Amnesty International said in a statement last week that at least 11 people have been killed in police shootings in Rio’s impoverished favelas since the beginning of April. It said at least 307 people were killed by police last year, accounting for 20 percent of the homicides in the city.
“Despite the promised legacy of a safe city for hosting the Olympic Games, killings by the police have been steadily increasing over the past few years in Rio,” Amnesty said.
Former state public security secretary Luiz Eduardo Soares was even more worried than Beltrame, calling the budget cuts “a disaster.”

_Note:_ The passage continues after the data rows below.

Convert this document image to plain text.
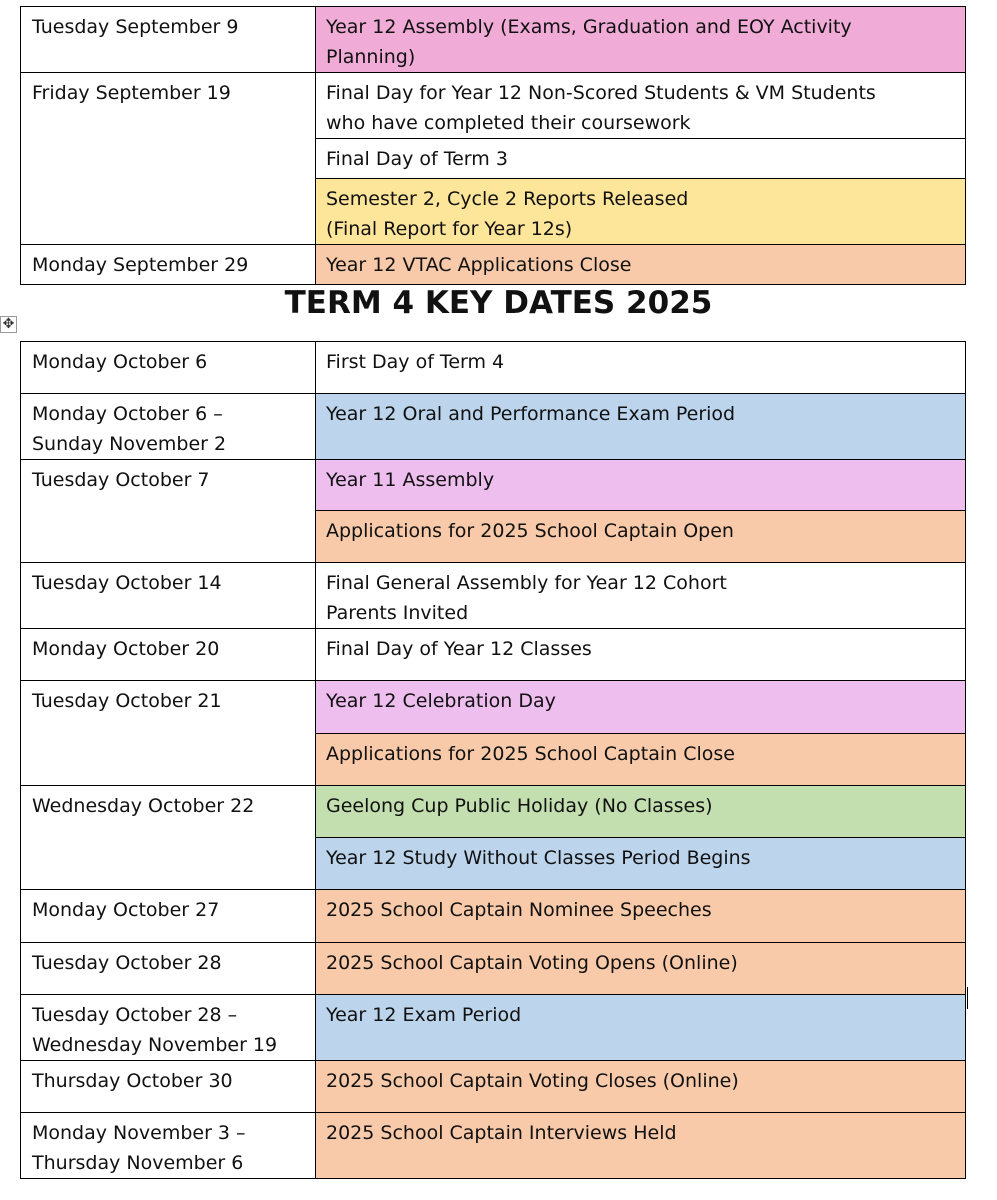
Tuesday September 9	Year 12 Assembly (Exams, Graduation and EOY Activity
Planning)
Friday September 19	Final Day for Year 12 Non-Scored Students & VM Students
who have completed their coursework
	Final Day of Term 3
	Semester 2, Cycle 2 Reports Released
(Final Report for Year 12s)
Monday September 29	Year 12 VTAC Applications Close
TERM 4 KEY DATES 2025
✥
Monday October 6	First Day of Term 4
Monday October 6 –
Sunday November 2	Year 12 Oral and Performance Exam Period
Tuesday October 7	Year 11 Assembly
	Applications for 2025 School Captain Open
Tuesday October 14	Final General Assembly for Year 12 Cohort
Parents Invited
Monday October 20	Final Day of Year 12 Classes
Tuesday October 21	Year 12 Celebration Day
	Applications for 2025 School Captain Close
Wednesday October 22	Geelong Cup Public Holiday (No Classes)
	Year 12 Study Without Classes Period Begins
Monday October 27	2025 School Captain Nominee Speeches
Tuesday October 28	2025 School Captain Voting Opens (Online)
Tuesday October 28 –
Wednesday November 19	Year 12 Exam Period
Thursday October 30	2025 School Captain Voting Closes (Online)
Monday November 3 –
Thursday November 6	2025 School Captain Interviews Held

“We have serious problems in our day-to-day work, but we have adapted well to exceptional situations like the World Cup in 2014 and the visit of Pope Francis in 2013,” Soares said. “But the cuts will affect morale. Officers are underpaid, they fear delays in being paid, and their working hours are not respected.”
Rio will use both military and civil police, but most of the hands-on work goes to the military police.
“If they weren’t military police, they would go on strike,” Soares said.
Soares said Rio has one policeman for every 300 residents in wealthy areas like Copacabana and Ipanema. Poor areas have about one for every 2,000 residents.
He expects the imbalance to grow during the games.
“In an economic crisis like this, the situation tends to be radicalized,” Soares said. “This is a political decision to show the city as an attractive place to foreigners. The price of the cuts will be paid by the underprivileged.”